The Allegro vivace contains some breath-taking playing from both Trifonov and the Philadelphia Orchestra. The simple melody on the cellos at 4’03 (repeated at 4’20) is just the beginning of an intense dialogue but when Trifonov enters with those thundering chords at the poco meno mosso marking (beginning at 4’54), played in duet with magnificent horns and woodwind, the shift in mood is so sudden as to sound existential. Listen to Stephen Hough’s recording in the same passage here (from 4’29) and because he spaces the notes (it actually resembles Morse Code, I think) he isn’t able to suggest, as Trifonov does, that this music attains the quality of motionlessness. The two pianists offer very different interpretations of dynamic markings, too. But what is also exceptional about much of this movement is the quality of Trifonov’s block chords, the effortless pedal control, the spinning arpeggios.
Perhaps it’s the very fact that Trifonov describes the first movement in particular – though this can also be attributed to the brilliance of the final movement, too – “as like a train accelerating down the tracks, and during the piece you see stations and cities… flashing by the window” that inspired the name of the CD in the first place. It’s a vivid description – but I think an insightful one. If the Largo is expressive, almost surreal, the third movement’s Allegro vivace is propelled by some sharply distinctive rhythmic patterns that Trifonov metaphorically relates to the score and keyboard becoming a kind of railway track: tempo meno moso, agitato e sempre accelerandro, presto are all made to sound different, each in their own way reflecting a moving train.

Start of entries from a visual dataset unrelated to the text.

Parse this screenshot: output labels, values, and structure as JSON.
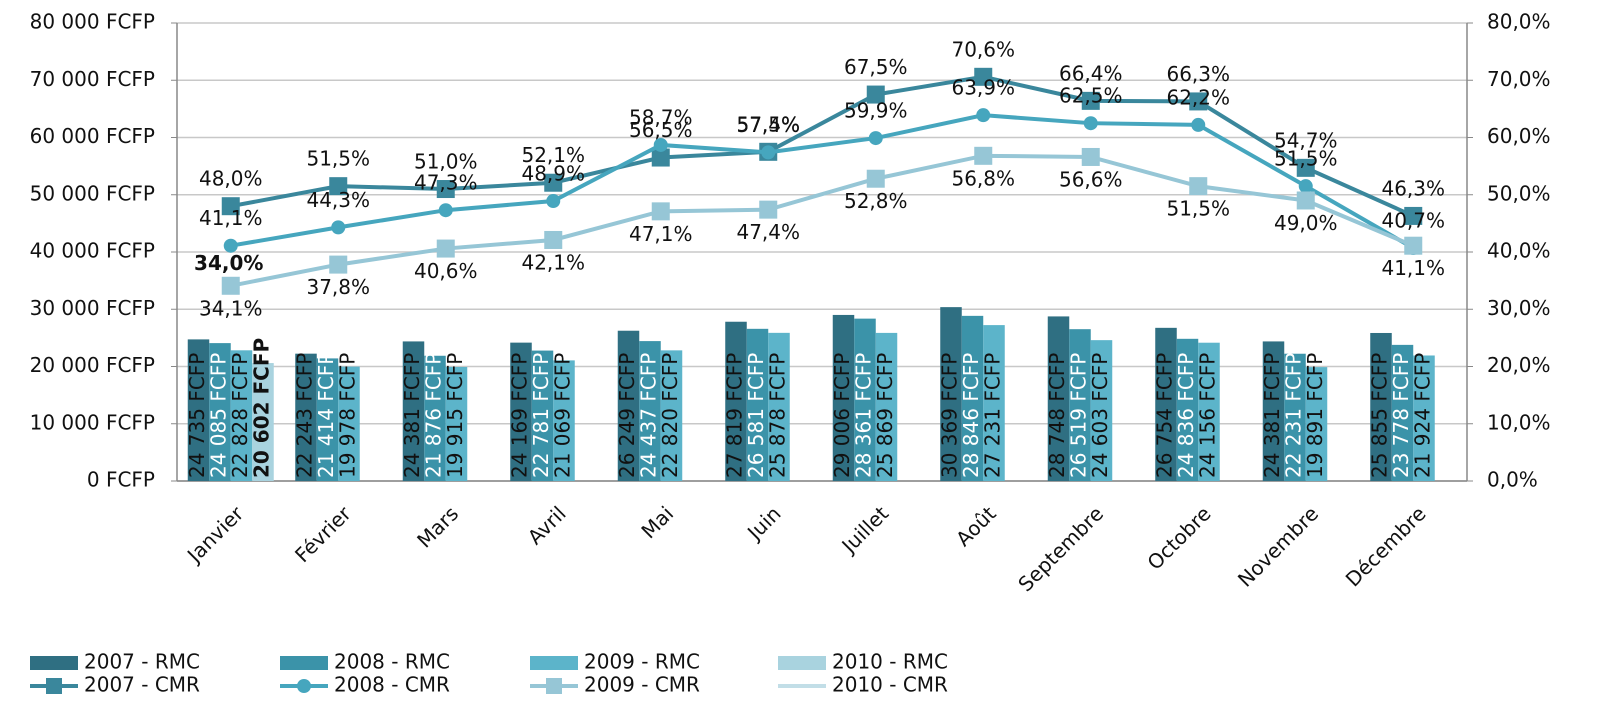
{
  "chart_data": {
    "type": "bar",
    "categories": [
      "Janvier",
      "Février",
      "Mars",
      "Avril",
      "Mai",
      "Juin",
      "Juillet",
      "Août",
      "Septembre",
      "Octobre",
      "Novembre",
      "Décembre"
    ],
    "ylim": [
      0,
      80000
    ],
    "yticks": [
      {
        "value": 0,
        "label": "0 FCFP"
      },
      {
        "value": 10000,
        "label": "10 000 FCFP"
      },
      {
        "value": 20000,
        "label": "20 000 FCFP"
      },
      {
        "value": 30000,
        "label": "30 000 FCFP"
      },
      {
        "value": 40000,
        "label": "40 000 FCFP"
      },
      {
        "value": 50000,
        "label": "50 000 FCFP"
      },
      {
        "value": 60000,
        "label": "60 000 FCFP"
      },
      {
        "value": 70000,
        "label": "70 000 FCFP"
      },
      {
        "value": 80000,
        "label": "80 000 FCFP"
      }
    ],
    "y2lim": [
      0,
      80
    ],
    "y2ticks": [
      {
        "value": 0,
        "label": "0,0%"
      },
      {
        "value": 10,
        "label": "10,0%"
      },
      {
        "value": 20,
        "label": "20,0%"
      },
      {
        "value": 30,
        "label": "30,0%"
      },
      {
        "value": 40,
        "label": "40,0%"
      },
      {
        "value": 50,
        "label": "50,0%"
      },
      {
        "value": 60,
        "label": "60,0%"
      },
      {
        "value": 70,
        "label": "70,0%"
      },
      {
        "value": 80,
        "label": "80,0%"
      }
    ],
    "grid": true,
    "legend": "bottom",
    "series": [
      {
        "name": "2007 - RMC",
        "type": "bar",
        "color": "#2f6f82",
        "values": [
          24735,
          22243,
          24381,
          24169,
          26249,
          27819,
          29006,
          30369,
          28748,
          26754,
          24381,
          25855
        ],
        "value_labels": [
          "24 735 FCFP",
          "22 243 FCFP",
          "24 381 FCFP",
          "24 169 FCFP",
          "26 249 FCFP",
          "27 819 FCFP",
          "29 006 FCFP",
          "30 369 FCFP",
          "28 748 FCFP",
          "26 754 FCFP",
          "24 381 FCFP",
          "25 855 FCFP"
        ]
      },
      {
        "name": "2008 - RMC",
        "type": "bar",
        "color": "#3b93a9",
        "values": [
          24085,
          21414,
          21876,
          22781,
          24437,
          26581,
          28361,
          28846,
          26519,
          24836,
          22231,
          23778
        ],
        "value_labels": [
          "24 085 FCFP",
          "21 414 FCFP",
          "21 876 FCFP",
          "22 781 FCFP",
          "24 437 FCFP",
          "26 581 FCFP",
          "28 361 FCFP",
          "28 846 FCFP",
          "26 519 FCFP",
          "24 836 FCFP",
          "22 231 FCFP",
          "23 778 FCFP"
        ]
      },
      {
        "name": "2009 - RMC",
        "type": "bar",
        "color": "#5cb4ca",
        "values": [
          22828,
          19978,
          19915,
          21069,
          22820,
          25878,
          25869,
          27231,
          24603,
          24156,
          19891,
          21924
        ],
        "value_labels": [
          "22 828 FCFP",
          "19 978 FCFP",
          "19 915 FCFP",
          "21 069 FCFP",
          "22 820 FCFP",
          "25 878 FCFP",
          "25 869 FCFP",
          "27 231 FCFP",
          "24 603 FCFP",
          "24 156 FCFP",
          "19 891 FCFP",
          "21 924 FCFP"
        ]
      },
      {
        "name": "2010 - RMC",
        "type": "bar",
        "color": "#a9d3df",
        "values": [
          20602,
          null,
          null,
          null,
          null,
          null,
          null,
          null,
          null,
          null,
          null,
          null
        ],
        "value_labels": [
          "20 602 FCFP",
          null,
          null,
          null,
          null,
          null,
          null,
          null,
          null,
          null,
          null,
          null
        ]
      },
      {
        "name": "2007 - CMR",
        "type": "line",
        "axis": "y2",
        "color": "#3a879c",
        "marker": "square",
        "values": [
          48.0,
          51.5,
          51.0,
          52.1,
          56.5,
          57.5,
          67.5,
          70.6,
          66.4,
          66.3,
          54.7,
          46.3
        ],
        "value_labels": [
          "48,0%",
          "51,5%",
          "51,0%",
          "52,1%",
          "56,5%",
          "57,5%",
          "67,5%",
          "70,6%",
          "66,4%",
          "66,3%",
          "54,7%",
          "46,3%"
        ]
      },
      {
        "name": "2008 - CMR",
        "type": "line",
        "axis": "y2",
        "color": "#46a6be",
        "marker": "circle",
        "values": [
          41.1,
          44.3,
          47.3,
          48.9,
          58.7,
          57.4,
          59.9,
          63.9,
          62.5,
          62.2,
          51.5,
          40.7
        ],
        "value_labels": [
          "41,1%",
          "44,3%",
          "47,3%",
          "48,9%",
          "58,7%",
          "57,4%",
          "59,9%",
          "63,9%",
          "62,5%",
          "62,2%",
          "51,5%",
          "40,7%"
        ]
      },
      {
        "name": "2009 - CMR",
        "type": "line",
        "axis": "y2",
        "color": "#96c6d6",
        "marker": "square",
        "values": [
          34.1,
          37.8,
          40.6,
          42.1,
          47.1,
          47.4,
          52.8,
          56.8,
          56.6,
          51.5,
          49.0,
          41.1
        ],
        "value_labels": [
          "34,1%",
          "37,8%",
          "40,6%",
          "42,1%",
          "47,1%",
          "47,4%",
          "52,8%",
          "56,8%",
          "56,6%",
          "51,5%",
          "49,0%",
          "41,1%"
        ]
      },
      {
        "name": "2010 - CMR",
        "type": "line",
        "axis": "y2",
        "color": "#c2dee7",
        "marker": "none",
        "values": [
          34.0,
          null,
          null,
          null,
          null,
          null,
          null,
          null,
          null,
          null,
          null,
          null
        ],
        "value_labels": [
          "34,0%",
          null,
          null,
          null,
          null,
          null,
          null,
          null,
          null,
          null,
          null,
          null
        ]
      }
    ]
  }
}
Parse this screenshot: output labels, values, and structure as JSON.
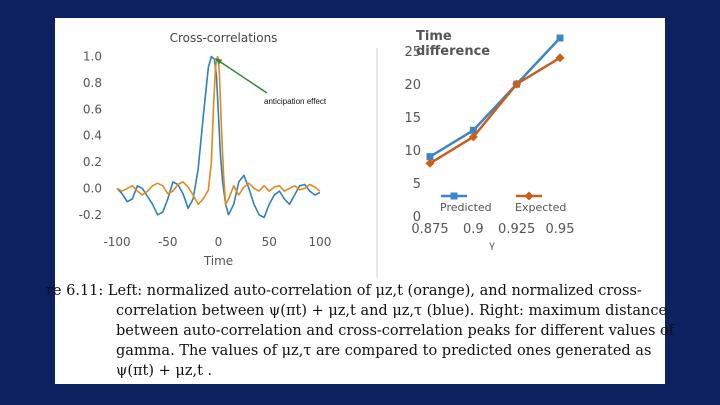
{
  "colors": {
    "background": "#0d2060",
    "blue": "#2f7fc1",
    "orange": "#e08a1e",
    "right_blue": "#3a86c8",
    "right_orange": "#c95f1e",
    "annotation_arrow": "#2e8b2e"
  },
  "chart_data": [
    {
      "type": "line",
      "title": "Cross-correlations",
      "xlabel": "Time",
      "ylabel": "",
      "xlim": [
        -105,
        105
      ],
      "ylim": [
        -0.3,
        1.05
      ],
      "xticks": [
        "-100",
        "-50",
        "0",
        "50",
        "100"
      ],
      "yticks": [
        "1.0",
        "0.8",
        "0.6",
        "0.4",
        "0.2",
        "0.0",
        "-0.2"
      ],
      "grid": false,
      "series": [
        {
          "color": "#2f7fc1",
          "x": [
            -100,
            -95,
            -90,
            -85,
            -80,
            -75,
            -70,
            -65,
            -60,
            -55,
            -50,
            -45,
            -40,
            -35,
            -30,
            -25,
            -20,
            -15,
            -10,
            -7,
            -4,
            -2,
            0,
            2,
            4,
            7,
            10,
            15,
            20,
            25,
            30,
            35,
            40,
            45,
            50,
            55,
            60,
            65,
            70,
            75,
            80,
            85,
            90,
            95,
            100
          ],
          "values": [
            0.0,
            -0.04,
            -0.1,
            -0.08,
            0.02,
            0.0,
            -0.06,
            -0.12,
            -0.2,
            -0.18,
            -0.08,
            0.05,
            0.03,
            -0.04,
            -0.15,
            -0.08,
            0.15,
            0.55,
            0.92,
            1.0,
            0.98,
            0.85,
            0.55,
            0.25,
            0.05,
            -0.12,
            -0.2,
            -0.12,
            0.05,
            0.1,
            0.0,
            -0.12,
            -0.2,
            -0.22,
            -0.12,
            -0.05,
            -0.02,
            -0.08,
            -0.12,
            -0.05,
            0.02,
            0.03,
            -0.02,
            -0.05,
            -0.03
          ]
        },
        {
          "color": "#e08a1e",
          "x": [
            -100,
            -95,
            -90,
            -85,
            -80,
            -75,
            -70,
            -65,
            -60,
            -55,
            -50,
            -45,
            -40,
            -35,
            -30,
            -25,
            -20,
            -15,
            -10,
            -7,
            -5,
            -3,
            -1,
            0,
            1,
            3,
            5,
            7,
            10,
            15,
            20,
            25,
            30,
            35,
            40,
            45,
            50,
            55,
            60,
            65,
            70,
            75,
            80,
            85,
            90,
            95,
            100
          ],
          "values": [
            0.0,
            -0.02,
            0.0,
            0.02,
            -0.02,
            -0.05,
            -0.02,
            0.02,
            0.04,
            0.02,
            -0.04,
            -0.02,
            0.03,
            0.05,
            0.01,
            -0.05,
            -0.12,
            -0.08,
            -0.01,
            0.2,
            0.6,
            0.92,
            1.0,
            0.98,
            0.85,
            0.45,
            0.1,
            -0.12,
            -0.08,
            0.02,
            -0.05,
            0.01,
            0.04,
            0.0,
            -0.02,
            0.02,
            -0.02,
            0.01,
            0.02,
            -0.02,
            0.0,
            0.02,
            -0.01,
            0.0,
            0.03,
            0.01,
            -0.02
          ]
        }
      ],
      "annotation": "anticipation effect"
    },
    {
      "type": "line",
      "title": "Time difference",
      "title_lines": [
        "Time",
        "difference"
      ],
      "xlabel": "γ",
      "ylabel": "",
      "categories": [
        "0.875",
        "0.9",
        "0.925",
        "0.95"
      ],
      "ylim": [
        0,
        27
      ],
      "yticks": [
        "0",
        "5",
        "10",
        "15",
        "20",
        "25"
      ],
      "grid": false,
      "legend": "bottom",
      "series": [
        {
          "name": "Predicted",
          "color": "#3a86c8",
          "marker": "square",
          "values": [
            9,
            13,
            20,
            27
          ]
        },
        {
          "name": "Expected",
          "color": "#c95f1e",
          "marker": "diamond",
          "values": [
            8,
            12,
            20,
            24
          ]
        }
      ]
    }
  ],
  "caption": {
    "lines": [
      "re 6.11: Left:  normalized auto-correlation of μz,t (orange), and normalized cross-",
      "correlation between ψ(πt) + μz,t and μz,τ (blue). Right: maximum distance",
      "between auto-correlation and cross-correlation peaks for different values of",
      "gamma. The values of μz,τ are compared to predicted ones generated as",
      "ψ(πt) + μz,t ."
    ]
  }
}
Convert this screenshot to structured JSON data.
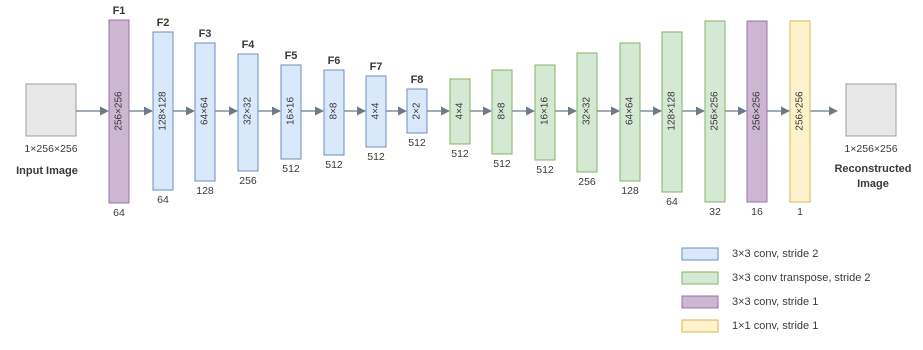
{
  "input": {
    "dims": "1×256×256",
    "label": "Input Image"
  },
  "output": {
    "dims": "1×256×256",
    "label_line1": "Reconstructed",
    "label_line2": "Image"
  },
  "colors": {
    "conv": "#dae8fc",
    "conv_border": "#6c8ebf",
    "transpose": "#d5e8d4",
    "transpose_border": "#82b366",
    "conv_s1": "#cdb6d2",
    "conv_s1_border": "#9673a6",
    "conv1x1": "#fff2cc",
    "conv1x1_border": "#d6b656",
    "image": "#e8e8e8",
    "image_border": "#9e9e9e",
    "arrow": "#6b7b8c"
  },
  "blocks": [
    {
      "kind": "conv_s1",
      "title": "F1",
      "size": "256×256",
      "channels": "64"
    },
    {
      "kind": "conv",
      "title": "F2",
      "size": "128×128",
      "channels": "64"
    },
    {
      "kind": "conv",
      "title": "F3",
      "size": "64×64",
      "channels": "128"
    },
    {
      "kind": "conv",
      "title": "F4",
      "size": "32×32",
      "channels": "256"
    },
    {
      "kind": "conv",
      "title": "F5",
      "size": "16×16",
      "channels": "512"
    },
    {
      "kind": "conv",
      "title": "F6",
      "size": "8×8",
      "channels": "512"
    },
    {
      "kind": "conv",
      "title": "F7",
      "size": "4×4",
      "channels": "512"
    },
    {
      "kind": "conv",
      "title": "F8",
      "size": "2×2",
      "channels": "512"
    },
    {
      "kind": "transpose",
      "title": "",
      "size": "4×4",
      "channels": "512"
    },
    {
      "kind": "transpose",
      "title": "",
      "size": "8×8",
      "channels": "512"
    },
    {
      "kind": "transpose",
      "title": "",
      "size": "16×16",
      "channels": "512"
    },
    {
      "kind": "transpose",
      "title": "",
      "size": "32×32",
      "channels": "256"
    },
    {
      "kind": "transpose",
      "title": "",
      "size": "64×64",
      "channels": "128"
    },
    {
      "kind": "transpose",
      "title": "",
      "size": "128×128",
      "channels": "64"
    },
    {
      "kind": "transpose",
      "title": "",
      "size": "256×256",
      "channels": "32"
    },
    {
      "kind": "conv_s1",
      "title": "",
      "size": "256×256",
      "channels": "16"
    },
    {
      "kind": "conv1x1",
      "title": "",
      "size": "256×256",
      "channels": "1"
    }
  ],
  "legend": [
    {
      "kind": "conv",
      "label": "3×3 conv, stride 2"
    },
    {
      "kind": "transpose",
      "label": "3×3 conv transpose, stride 2"
    },
    {
      "kind": "conv_s1",
      "label": "3×3 conv, stride 1"
    },
    {
      "kind": "conv1x1",
      "label": "1×1 conv, stride 1"
    }
  ]
}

What sets Trifonov’s performance of the G minor concerto – and to this one should add the simply magical playing of the Philadelphia Orchestra – above almost all others is the sheer imagination of it. It’s recorded live (unlike the C minor concerto) though perhaps some might find the recorded balance a little too centred towards the instrument; I didn’t. Orchestral solos, especially in the woodwind, are extremely detailed, luminous even, and Nézet-Séguin is a master at phrasing dialogue. This is entirely evident in performances of both the concertos. It helps that Trifonov has such a clean touch – and that the Philadelphia Orchestra has such a rich sound – both ideal for Rachmaninov and the engineering of this disc reflects that.
I’ve deliberately – apart from making some comparisons with Stephen Hough’s recordings (this being, perhaps, the most acclaimed cycle of recent years) – not made further ones. As good as Trifonov’s C minor is, it’s the G minor on this disc that is of exceptional importance. It might not supplant the recording made by Arturo Benedetti Michelangeli in 1957, but it can certainly stand beside it.